I know Bud Selig thinks this type of solution would give cold-weather teams a competitive advantage since they would then get two home series later in the season. That seems kind of silly to me since half of all major league teams open their season on the road anyway. Every team has stretches of 10 or more consecutive days on the road each season, if cold-weather teams happen to have their road trip at the beginning for the convenience and comfort of their fans and players, so what?Option B may be to shorten the season so baseball would begin mid-April. Yes, as soon as I typed that I know what you are going to say. There is no way in a million years our good friend Mr. Selig would shorten the season and lose money…no way. Although I think he would consider it if MLB could make MORE money doing it, you can bet on that.
So what does cold weather in April mean for the Cubs?

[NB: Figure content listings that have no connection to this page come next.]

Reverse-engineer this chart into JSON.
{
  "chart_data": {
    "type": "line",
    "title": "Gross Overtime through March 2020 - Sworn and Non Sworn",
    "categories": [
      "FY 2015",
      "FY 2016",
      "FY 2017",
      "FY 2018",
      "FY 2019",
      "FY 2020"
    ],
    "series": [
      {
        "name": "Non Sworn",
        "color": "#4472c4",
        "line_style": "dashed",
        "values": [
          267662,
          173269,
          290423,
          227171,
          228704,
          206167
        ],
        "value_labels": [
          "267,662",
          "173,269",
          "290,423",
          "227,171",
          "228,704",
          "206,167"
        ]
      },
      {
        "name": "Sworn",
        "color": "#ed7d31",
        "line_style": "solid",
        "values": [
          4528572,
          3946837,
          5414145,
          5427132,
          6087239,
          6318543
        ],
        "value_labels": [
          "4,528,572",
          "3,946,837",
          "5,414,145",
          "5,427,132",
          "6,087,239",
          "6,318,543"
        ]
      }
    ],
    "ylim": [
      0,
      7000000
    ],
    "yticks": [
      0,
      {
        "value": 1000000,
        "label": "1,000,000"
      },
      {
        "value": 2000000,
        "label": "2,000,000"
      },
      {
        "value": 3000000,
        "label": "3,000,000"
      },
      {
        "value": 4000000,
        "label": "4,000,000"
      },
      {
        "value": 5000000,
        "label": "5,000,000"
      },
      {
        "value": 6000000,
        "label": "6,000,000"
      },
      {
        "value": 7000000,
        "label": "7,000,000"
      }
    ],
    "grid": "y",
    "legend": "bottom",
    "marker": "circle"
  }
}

It may mean trouble. Consider this team is struggling with the bats in late spring training, what is going to happen when they are playing in 32 degree weather with wind off the lake? It means Soriano should definitely NOT be in the number one spot. It means fans are going to jump on Fukodome’s back when he has a slow April, which may lead to frustration. What cold weather in April really means is the Cubs will have to (gasp) manufacture runs and play fundamental, error free baseball. By the way, manufacturing runs is a whole lot easier to do with a legitimate leadoff hitter.
What do you think? What are the keys to success for the Chicago Cubs in April?